Typically, this type of search engine uses techniques of query by example or Image query by example, which use the content, shape, texture and color of the image to compare them in a database and then deliver the approximate results from the query.
The process used in these searches in the mobile phones is as follows:
First, the image is sent to the server application. Already on the server, the image will be analyzed by different analytical teams, as each one is specialized in different fields that make up an image. Then, each team will decide if the submitted image contains the fields of their speciality or not.
Once this whole procedure is done, a central computer will analyze the data and create a page of the results sorted with the efficiency of each team, to eventually be sent to the mobile phone.

Application in popular search systems

Yandex

Images offers a global reverse image and photo search.

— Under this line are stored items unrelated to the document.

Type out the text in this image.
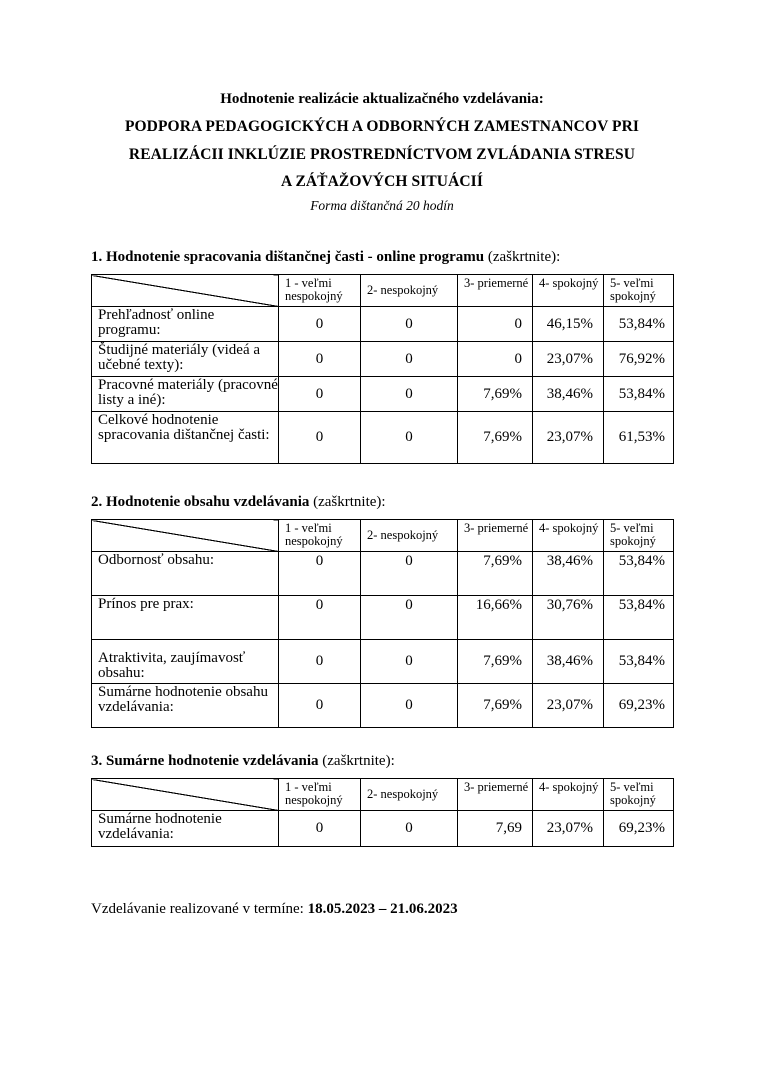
Hodnotenie realizácie aktualizačného vzdelávania:
PODPORA PEDAGOGICKÝCH A ODBORNÝCH ZAMESTNANCOV PRI
REALIZÁCII INKLÚZIE PROSTREDNÍCTVOM ZVLÁDANIA STRESU
A ZÁŤAŽOVÝCH SITUÁCIÍ
Forma dištančná 20 hodín
1. Hodnotenie spracovania dištančnej časti - online programu (zaškrtnite):
	1 - veľmi nespokojný	2- nespokojný	3- priemerné	4- spokojný	5- veľmi spokojný
Prehľadnosť online programu:	0	0	0	46,15%	53,84%
Študijné materiály (videá a učebné texty):	0	0	0	23,07%	76,92%
Pracovné materiály (pracovné listy a iné):	0	0	7,69%	38,46%	53,84%
Celkové hodnotenie spracovania dištančnej časti:	0	0	7,69%	23,07%	61,53%
2. Hodnotenie obsahu vzdelávania (zaškrtnite):
	1 - veľmi nespokojný	2- nespokojný	3- priemerné	4- spokojný	5- veľmi spokojný
Odbornosť obsahu:	0	0	7,69%	38,46%	53,84%
Prínos pre prax:	0	0	16,66%	30,76%	53,84%
Atraktivita, zaujímavosť obsahu:	0	0	7,69%	38,46%	53,84%
Sumárne hodnotenie obsahu vzdelávania:	0	0	7,69%	23,07%	69,23%
3. Sumárne hodnotenie vzdelávania (zaškrtnite):
	1 - veľmi nespokojný	2- nespokojný	3- priemerné	4- spokojný	5- veľmi spokojný
Sumárne hodnotenie vzdelávania:	0	0	7,69	23,07%	69,23%
Vzdelávanie realizované v termíne: 18.05.2023 – 21.06.2023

The site uses standard Content Based Image Retrieval technology used by many other sites, but additionally uses artificial intelligence-based technology to locate further results based on query. Users can drag and drop images to the toolbar for the site to complete a search on the internet for similar looking images. The Yandex images searches some obscure social media sites in addition to more common ones offering content owners means of tracking plagiarism of image or photo intellectual property.

Google Images

Google's Search by Image is a feature that uses reverse image search and allows users to search for related images by uploading an image or copying the image URL. Google accomplishes this by analyzing the submitted picture and constructing a mathematical model of it. It is then compared with other images in Google's databases before returning matching and similar results. When available, Google also uses metadata about the image such as description. In 2022 the feature was replaced by Google Lens as the default visual search method on Google, and the old Search by Image function remains available within Google Lens.

TinEye

is a search engine specialized for reverse image search. Upon submitting an image, TinEye creates a "unique and compact digital signature or fingerprint" of said image and matches it with other indexed images. This procedure is able to match even very edited versions of the submitted image, but will not usually return similar images in the results.

Lenso.ai

Lenso.ai is a web-based reverse image search engine that uses artificial intelligence to identify image sources and detect visually similar images, and perform facial recognition searches.

Pixsy

Pixsy reverse image search technology detects image matches on the public internet for images uploaded to the Pixsy platform. New matches are automatically detected and alerts sent to the user. For unauthorized use, Pixsy offers a compensation recovery service for commercial use of the image owners work. Pixsy partners with over 25 law firms and attorneys around the world to bring resolution for copyright infringement. Pixsy is the strategic image monitoring service for the Flickr platform and users.

eBay

ShopBot uses reverse image search to find products by a user uploaded photo. eBay uses a ResNet-50 network for category recognition, image hashes are stored in Google Bigtable; Apache Spark jobs are operated by Google Cloud Dataproc for image hash extraction; and the image ranking service is deployed by Kubernetes.

SK Planet

uses reverse image search to find related fashion items on its e-commerce website. It developed the vision encoder network based on the TensorFlow inception-v3, with speed of convergence and generalization for production usage. A recurrent neural network is used for multi-class classification, and fashion-product region-of interest detection is based on Faster R-CNN. SK Planet's reverse image search system is built in less than 100 man-months.